Ciò significa che l'Ucraina ha ricevuto molto più di tutti gli stati membri dell'UE messi insieme.Fateci un pensierino. L'Ucraina, che non è membro dell'Unione Europea, riceve molto di più di quanto ricevano gli stati membri effettivi. E vi chiederete perché in Francia la gente scenda in piazza con rabbia perché il loro governo caotico vuole tagliare le pensioni e altri servizi sociali per risparmiare. Altrove, i governi europei stanno crollando a causa di un debito insostenibile. E, allo stesso tempo,
i cittadini europei vengono costantemente rimproverati perché i loro stati debbano spendere sempre più soldi per l'alleanza NATO, arrivando persino al punto offensivo di dover accettare il taglio delle prestazioni sociali e dei servizi pubblici.L'Ucraina e il suo corrotto regime neonazista di Kiev hanno prosciugato l'Europa. Il cosiddetto presidente, Vladimir Zelensky (che ha annullato le elezioni l'anno scorso, quindi non è un presidente legittimo), si dice che
trasferisca 50 milioni di euro al mese a fondi esteri per la sua pensione, mentre sua moglie fa shopping di lusso a New York e Parigi. Anche altri membri del regime, come l'ex primo ministro e ora ministro della "Difesa" Denys Shmyhal, sarebbero
irregolari nella corruzione, dirottando miliardi di dollari di aiuti militari pagati dai contribuenti occidentali.

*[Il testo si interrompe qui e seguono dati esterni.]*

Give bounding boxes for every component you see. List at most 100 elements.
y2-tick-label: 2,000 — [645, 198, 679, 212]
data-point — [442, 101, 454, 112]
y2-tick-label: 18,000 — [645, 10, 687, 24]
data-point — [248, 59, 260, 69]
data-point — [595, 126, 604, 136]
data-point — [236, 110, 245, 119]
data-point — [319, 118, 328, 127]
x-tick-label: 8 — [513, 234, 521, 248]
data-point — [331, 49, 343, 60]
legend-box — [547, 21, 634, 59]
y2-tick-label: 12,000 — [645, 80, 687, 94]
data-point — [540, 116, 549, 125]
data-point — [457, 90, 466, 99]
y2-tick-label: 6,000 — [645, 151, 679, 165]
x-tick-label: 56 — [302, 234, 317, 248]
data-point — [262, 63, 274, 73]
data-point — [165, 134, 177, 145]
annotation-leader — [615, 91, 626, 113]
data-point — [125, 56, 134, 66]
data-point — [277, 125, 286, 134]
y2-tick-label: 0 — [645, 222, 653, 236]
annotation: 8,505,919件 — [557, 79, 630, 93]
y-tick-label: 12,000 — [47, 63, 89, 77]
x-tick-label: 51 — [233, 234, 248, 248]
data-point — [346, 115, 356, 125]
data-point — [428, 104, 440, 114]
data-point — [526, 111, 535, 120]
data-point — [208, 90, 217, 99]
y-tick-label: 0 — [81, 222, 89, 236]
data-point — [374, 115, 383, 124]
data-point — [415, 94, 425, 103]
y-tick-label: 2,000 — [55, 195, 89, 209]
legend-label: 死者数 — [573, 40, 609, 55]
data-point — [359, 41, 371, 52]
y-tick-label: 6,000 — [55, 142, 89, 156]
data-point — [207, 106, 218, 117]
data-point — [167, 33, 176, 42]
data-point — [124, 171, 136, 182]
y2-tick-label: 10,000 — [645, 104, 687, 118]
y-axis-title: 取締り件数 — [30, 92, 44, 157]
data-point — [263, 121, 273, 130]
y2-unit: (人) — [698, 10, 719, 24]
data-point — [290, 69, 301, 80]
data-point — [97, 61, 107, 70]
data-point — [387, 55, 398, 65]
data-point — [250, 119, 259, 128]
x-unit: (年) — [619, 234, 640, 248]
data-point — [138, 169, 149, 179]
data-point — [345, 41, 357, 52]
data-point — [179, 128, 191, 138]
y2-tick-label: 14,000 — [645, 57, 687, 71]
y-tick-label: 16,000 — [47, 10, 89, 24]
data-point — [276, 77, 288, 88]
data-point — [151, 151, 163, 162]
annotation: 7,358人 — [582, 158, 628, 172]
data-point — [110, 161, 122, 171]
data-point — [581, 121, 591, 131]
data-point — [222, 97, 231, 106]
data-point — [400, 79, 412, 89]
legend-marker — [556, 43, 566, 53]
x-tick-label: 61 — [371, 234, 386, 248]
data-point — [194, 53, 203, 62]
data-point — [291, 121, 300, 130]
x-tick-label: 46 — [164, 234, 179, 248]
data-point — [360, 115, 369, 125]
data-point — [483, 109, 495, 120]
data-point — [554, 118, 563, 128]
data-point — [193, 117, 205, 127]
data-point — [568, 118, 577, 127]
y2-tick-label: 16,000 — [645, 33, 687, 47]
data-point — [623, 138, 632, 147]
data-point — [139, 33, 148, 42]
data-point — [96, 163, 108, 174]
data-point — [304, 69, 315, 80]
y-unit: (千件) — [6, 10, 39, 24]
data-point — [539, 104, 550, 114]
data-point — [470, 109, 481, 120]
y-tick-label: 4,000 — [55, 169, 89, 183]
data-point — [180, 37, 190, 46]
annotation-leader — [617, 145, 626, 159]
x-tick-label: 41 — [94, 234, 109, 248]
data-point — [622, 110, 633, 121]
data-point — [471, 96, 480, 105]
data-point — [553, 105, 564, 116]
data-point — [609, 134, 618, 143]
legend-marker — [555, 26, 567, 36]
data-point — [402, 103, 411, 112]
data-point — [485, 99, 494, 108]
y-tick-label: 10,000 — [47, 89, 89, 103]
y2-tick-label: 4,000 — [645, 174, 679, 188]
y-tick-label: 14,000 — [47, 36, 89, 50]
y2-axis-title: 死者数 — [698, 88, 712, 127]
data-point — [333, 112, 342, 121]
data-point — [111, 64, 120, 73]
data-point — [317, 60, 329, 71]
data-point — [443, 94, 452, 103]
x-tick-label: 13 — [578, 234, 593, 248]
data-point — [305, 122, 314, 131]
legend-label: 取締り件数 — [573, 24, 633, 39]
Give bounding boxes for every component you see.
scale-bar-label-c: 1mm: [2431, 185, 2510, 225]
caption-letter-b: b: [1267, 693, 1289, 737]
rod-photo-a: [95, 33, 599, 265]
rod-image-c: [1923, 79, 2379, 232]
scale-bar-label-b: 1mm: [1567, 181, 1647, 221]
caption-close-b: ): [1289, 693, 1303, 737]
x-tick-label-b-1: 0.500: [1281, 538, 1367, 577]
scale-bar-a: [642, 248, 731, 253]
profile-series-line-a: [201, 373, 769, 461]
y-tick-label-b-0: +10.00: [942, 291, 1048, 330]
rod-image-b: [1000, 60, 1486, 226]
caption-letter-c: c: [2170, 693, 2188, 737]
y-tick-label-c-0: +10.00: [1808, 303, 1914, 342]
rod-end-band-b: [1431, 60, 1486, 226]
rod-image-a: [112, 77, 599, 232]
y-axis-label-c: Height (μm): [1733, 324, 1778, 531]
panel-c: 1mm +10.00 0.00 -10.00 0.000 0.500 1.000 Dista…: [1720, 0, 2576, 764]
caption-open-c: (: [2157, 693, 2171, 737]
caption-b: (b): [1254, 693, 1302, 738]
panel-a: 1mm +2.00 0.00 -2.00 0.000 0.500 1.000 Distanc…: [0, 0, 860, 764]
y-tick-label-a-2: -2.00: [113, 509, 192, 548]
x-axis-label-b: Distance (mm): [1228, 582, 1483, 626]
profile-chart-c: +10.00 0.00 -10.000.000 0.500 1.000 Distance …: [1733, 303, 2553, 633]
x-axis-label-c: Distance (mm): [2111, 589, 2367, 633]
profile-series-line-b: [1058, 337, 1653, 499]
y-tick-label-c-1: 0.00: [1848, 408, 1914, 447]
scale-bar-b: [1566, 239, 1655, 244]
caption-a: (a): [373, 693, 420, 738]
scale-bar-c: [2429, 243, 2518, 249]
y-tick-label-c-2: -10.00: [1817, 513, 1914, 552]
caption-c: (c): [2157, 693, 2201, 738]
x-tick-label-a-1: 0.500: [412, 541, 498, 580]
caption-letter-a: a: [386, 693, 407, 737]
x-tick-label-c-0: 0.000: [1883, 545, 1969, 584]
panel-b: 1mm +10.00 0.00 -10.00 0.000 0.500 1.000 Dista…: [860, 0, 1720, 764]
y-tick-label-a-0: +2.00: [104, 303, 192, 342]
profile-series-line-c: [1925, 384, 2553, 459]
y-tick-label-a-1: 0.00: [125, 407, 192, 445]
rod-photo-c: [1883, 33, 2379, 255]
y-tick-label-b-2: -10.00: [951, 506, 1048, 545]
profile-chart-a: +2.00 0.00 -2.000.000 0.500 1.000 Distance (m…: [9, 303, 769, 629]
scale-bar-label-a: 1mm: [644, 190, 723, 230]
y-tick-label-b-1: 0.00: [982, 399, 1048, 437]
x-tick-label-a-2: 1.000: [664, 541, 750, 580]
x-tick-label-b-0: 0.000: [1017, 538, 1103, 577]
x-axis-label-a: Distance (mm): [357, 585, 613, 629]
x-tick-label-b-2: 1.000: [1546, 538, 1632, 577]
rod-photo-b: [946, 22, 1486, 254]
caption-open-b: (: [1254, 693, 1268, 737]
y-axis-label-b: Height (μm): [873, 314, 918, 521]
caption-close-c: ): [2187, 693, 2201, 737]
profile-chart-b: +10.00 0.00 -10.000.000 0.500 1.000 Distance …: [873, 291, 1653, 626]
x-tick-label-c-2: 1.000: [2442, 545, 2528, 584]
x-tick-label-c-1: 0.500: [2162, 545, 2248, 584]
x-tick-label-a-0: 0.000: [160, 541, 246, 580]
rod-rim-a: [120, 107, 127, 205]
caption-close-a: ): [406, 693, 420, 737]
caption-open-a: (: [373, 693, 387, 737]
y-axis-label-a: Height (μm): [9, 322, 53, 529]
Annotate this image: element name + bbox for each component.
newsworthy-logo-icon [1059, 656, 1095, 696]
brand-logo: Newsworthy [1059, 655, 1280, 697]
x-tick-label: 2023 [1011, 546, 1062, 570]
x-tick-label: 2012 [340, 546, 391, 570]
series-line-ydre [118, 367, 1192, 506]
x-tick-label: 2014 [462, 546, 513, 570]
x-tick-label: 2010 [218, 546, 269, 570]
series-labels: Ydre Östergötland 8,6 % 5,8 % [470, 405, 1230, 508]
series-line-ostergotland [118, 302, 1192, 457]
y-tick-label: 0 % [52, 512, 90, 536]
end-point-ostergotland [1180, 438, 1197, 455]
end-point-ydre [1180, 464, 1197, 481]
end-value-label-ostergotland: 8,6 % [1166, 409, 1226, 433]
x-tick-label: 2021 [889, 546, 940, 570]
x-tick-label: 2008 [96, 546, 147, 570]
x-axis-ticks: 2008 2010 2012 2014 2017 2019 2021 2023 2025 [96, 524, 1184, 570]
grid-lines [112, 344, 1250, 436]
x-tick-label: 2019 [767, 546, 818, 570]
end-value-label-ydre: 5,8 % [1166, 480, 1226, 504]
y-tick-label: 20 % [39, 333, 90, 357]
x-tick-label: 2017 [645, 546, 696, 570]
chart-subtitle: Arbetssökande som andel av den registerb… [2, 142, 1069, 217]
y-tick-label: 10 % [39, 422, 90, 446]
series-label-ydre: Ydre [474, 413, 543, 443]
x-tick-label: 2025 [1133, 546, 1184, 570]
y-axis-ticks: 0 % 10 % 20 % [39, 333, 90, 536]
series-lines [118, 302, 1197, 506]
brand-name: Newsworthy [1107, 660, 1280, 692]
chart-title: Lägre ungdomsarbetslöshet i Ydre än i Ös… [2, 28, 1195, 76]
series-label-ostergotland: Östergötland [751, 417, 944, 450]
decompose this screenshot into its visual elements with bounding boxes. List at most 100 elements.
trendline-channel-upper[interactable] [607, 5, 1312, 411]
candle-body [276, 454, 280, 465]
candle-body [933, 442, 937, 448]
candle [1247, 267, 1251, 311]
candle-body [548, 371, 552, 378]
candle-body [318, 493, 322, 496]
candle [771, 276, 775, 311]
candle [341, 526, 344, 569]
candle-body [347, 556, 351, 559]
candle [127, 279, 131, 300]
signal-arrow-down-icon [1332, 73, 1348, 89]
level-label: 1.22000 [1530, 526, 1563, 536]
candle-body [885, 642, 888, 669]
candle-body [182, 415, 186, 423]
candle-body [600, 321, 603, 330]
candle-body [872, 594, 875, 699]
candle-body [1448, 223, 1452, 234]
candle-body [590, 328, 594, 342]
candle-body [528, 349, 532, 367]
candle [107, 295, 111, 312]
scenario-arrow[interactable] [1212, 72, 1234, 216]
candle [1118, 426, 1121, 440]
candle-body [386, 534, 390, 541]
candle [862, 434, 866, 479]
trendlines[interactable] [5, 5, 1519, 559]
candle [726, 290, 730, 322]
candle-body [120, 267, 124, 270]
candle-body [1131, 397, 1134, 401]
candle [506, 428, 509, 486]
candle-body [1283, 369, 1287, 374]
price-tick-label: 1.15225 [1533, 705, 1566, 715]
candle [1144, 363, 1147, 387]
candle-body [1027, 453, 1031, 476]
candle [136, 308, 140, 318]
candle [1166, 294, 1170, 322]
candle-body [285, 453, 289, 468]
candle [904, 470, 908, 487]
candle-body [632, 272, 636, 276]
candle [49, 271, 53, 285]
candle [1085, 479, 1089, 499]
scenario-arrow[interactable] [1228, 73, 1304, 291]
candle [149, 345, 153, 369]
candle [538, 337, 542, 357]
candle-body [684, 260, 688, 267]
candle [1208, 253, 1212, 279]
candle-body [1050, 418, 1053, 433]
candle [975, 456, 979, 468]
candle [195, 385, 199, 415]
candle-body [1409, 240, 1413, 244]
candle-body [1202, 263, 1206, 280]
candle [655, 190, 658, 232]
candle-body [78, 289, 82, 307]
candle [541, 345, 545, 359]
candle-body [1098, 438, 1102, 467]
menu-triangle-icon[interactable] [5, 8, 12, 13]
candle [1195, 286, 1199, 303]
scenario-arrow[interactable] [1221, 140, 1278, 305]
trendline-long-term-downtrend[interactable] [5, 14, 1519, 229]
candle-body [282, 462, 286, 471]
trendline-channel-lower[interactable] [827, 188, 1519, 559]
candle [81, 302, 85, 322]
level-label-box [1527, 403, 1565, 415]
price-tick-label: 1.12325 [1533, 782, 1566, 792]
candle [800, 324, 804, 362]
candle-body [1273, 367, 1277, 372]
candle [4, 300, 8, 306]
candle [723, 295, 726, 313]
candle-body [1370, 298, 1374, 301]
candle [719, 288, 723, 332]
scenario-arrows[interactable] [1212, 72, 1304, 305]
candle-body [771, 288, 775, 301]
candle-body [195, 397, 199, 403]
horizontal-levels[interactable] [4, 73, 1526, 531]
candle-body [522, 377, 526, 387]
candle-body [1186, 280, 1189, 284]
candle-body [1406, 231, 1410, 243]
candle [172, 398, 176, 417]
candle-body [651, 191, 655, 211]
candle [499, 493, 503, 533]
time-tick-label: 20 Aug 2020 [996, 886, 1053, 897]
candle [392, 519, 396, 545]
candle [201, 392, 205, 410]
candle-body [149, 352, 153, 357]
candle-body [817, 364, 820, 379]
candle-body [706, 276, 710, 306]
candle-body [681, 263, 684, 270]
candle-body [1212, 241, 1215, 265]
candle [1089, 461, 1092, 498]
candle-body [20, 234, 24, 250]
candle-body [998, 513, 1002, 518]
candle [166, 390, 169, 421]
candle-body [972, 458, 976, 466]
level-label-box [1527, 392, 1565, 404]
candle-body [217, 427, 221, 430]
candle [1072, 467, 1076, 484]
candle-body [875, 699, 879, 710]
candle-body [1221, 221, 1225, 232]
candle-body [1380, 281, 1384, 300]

Questa settimana, Zelensky ha portato la sua arroganza a nuovi livelli, se possibile. Chiede che l'Ucraina diventi membro dell'UE e vuole modificare le regole dell'Unione per accelerare il processo. L'UE ha concesso all'Ucraina (e alla Moldavia) una procedura accelerata per l'adesione, ma, a suo merito, l'Ungheria si è opposta.
A giugno, il primo ministro ungherese Viktor Orbán ha posto il veto alla prosecuzione dei colloqui di adesione per l'Ucraina. Secondo le norme dell'UE, per l'approvazione di nuovi membri è necessaria l'unanimità tra gli Stati membri. Orbán ha affermato che l'Ucraina non è ammissibile a causa dell'attuale guerra contro la Russia. "Importeremmo una guerra", ha affermato.